What is the smallest digraph whose reflexive, symmetric, transitive closures (in all combinations) are distinct?

Question

For any given directed graph, we may consider the various closures of it with respect to reflexivity, symmetry, and transitivity, in any combination, like this:

For the particular graph shown above, this process results in eight distinct graphs, including the original graph. This graph is not the smallest instance with this feature, however, since if we delete the source point at right, we will still have eight distinct graphs, like this:

Question. What is the smallest directed graph such that these various closures are all distinct and distinct from the original?

The second example gets it down to five vertices and four edges.

The question arose in a reply of Bryan Bischof to my recent tweet https://twitter.com/JDHamkins/status/1318447368732397569. The first image is drawn from the chapter on Functions and Relations in my book, Proof and the Art of the Mathematics, available from MIT Press: https://mitpress.mit.edu/books/proof-and-art-mathematics.

Answer 1

The $4$-vertex digraph

a ---> b ---> c    d

is the smallest example possible.

To have the reflexive symmetric transitive closure be different from the symmetric transitive closure, we need an isolated vertex. (If a vertex $v$ has an edge to or from it, then in the symmetric transitive closure, we get the edge $v \to v$.) That isolated vertex will make all the reflexive closures different from the non-reflexive ones, but can't help us with anything else.
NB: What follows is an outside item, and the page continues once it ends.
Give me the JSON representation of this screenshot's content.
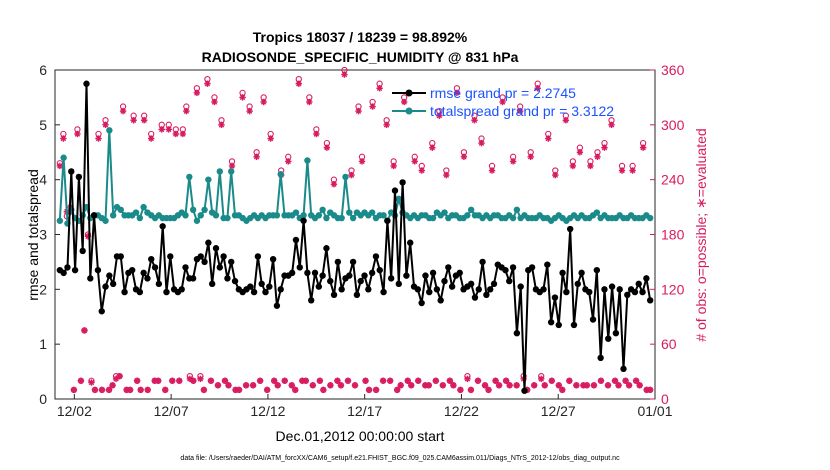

For the digraph a ---> b ---> c we can check that symmetric, transitive, and symmetric transitive closures are all different. If we want to beat this, we need the same thing to happen on a $2$-vertex digraph.

If the $2$-vertex digraph has edges $a \to b$ and $b \to a$, then its symmetric closure will not change anything. However, if the $2$-vertex digraph does not have both of those edges, then its transitive closure will not change anything. So either way, we need $3$ vertices.

Answer 2

The graph whose incidence matrix is

0   0   1
0   0   0
0   1   0

has all eight closures distinct. (Or my code has a bug...)

[And given Misha's answer, my code probably has a bug...]

The bug is obvious: the symmetric-transitive closure that Misha and OP were thinking about isn't just the symmetric closure of the transitive closure. You have to apply the two closures alternately until the graph stops changing. D'oh!

But if you interpret "symmetric transitive closure" as the "symmetric closure of the transitive closure" (and similarly for the other terms) then in fact all eight of the named closures are distinct for this graph --- they simply don't account for all possible "closures" (because swapping orders, or repeating things, like STST..., may lead to new ones).